Fils de pute ! Rien à faire, hein? Trois heures d'entrevue pour sortir ça! Appeler le fils de pute de bourreau de médecin et moi de terroriste! 20 ans après il continue à être docteur, et à moi, qu'est-ce qu'ils ont fait? A moi ils m'ont seulement enlevé la capuche... si au moins ils avaient mis un ex, n'est-ce pas, avant chaque nom... Ce n'est pas trop demander ça, non? Ex bourreau ou ex terroriste…ils n'avaient même pas besoin de mettre profession libérale... mais médecin et terroriste! Et en plus avec cet air de celui qui écoute les deux côtés, tout est très scientifique, du genre: “voyez comme on fait une bonne histoire dans la presse libérale!”

*Père, écarte-moi de cette “calice” ( se taire! )

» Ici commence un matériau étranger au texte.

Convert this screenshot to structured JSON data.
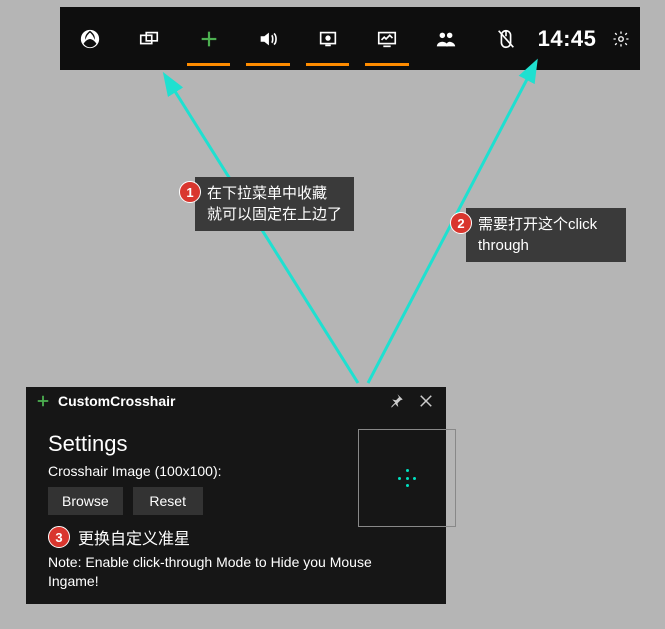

Père, écarte-moi de cette “calice”

Père, écarte moi de cette “calice”

Du vin rouge de sangue.


2)
S'ils pensent que je vais danser sur ça ils se sont complètement trompés...! Je n'ai pas dansé dans le “pau-de-arara” (l’appareil de torture), et je vais danser maintenant parce qu'un vieux gaga a décidé de me licencier... Et c'est pas la peine de dire que ça n'a rien à voir parce que ça a à voir! Et un jour il y a le change. Pour qui est-ce qu'il se prend? Non, il ne peut pas faire ça avec moi ! Il m'a complètement laissé sans mouvements, enchaîné, paralysé… encore une fois pendu.. oh mon Dieu! Est-ce que je ne peux donc être foutu sans penser à ça? Le bonhomme qui m'a licencié est si vieux, gaga… il est au bord de la tombe et pour moi c'est comme s'il était le grand bourreau, le tout puissant...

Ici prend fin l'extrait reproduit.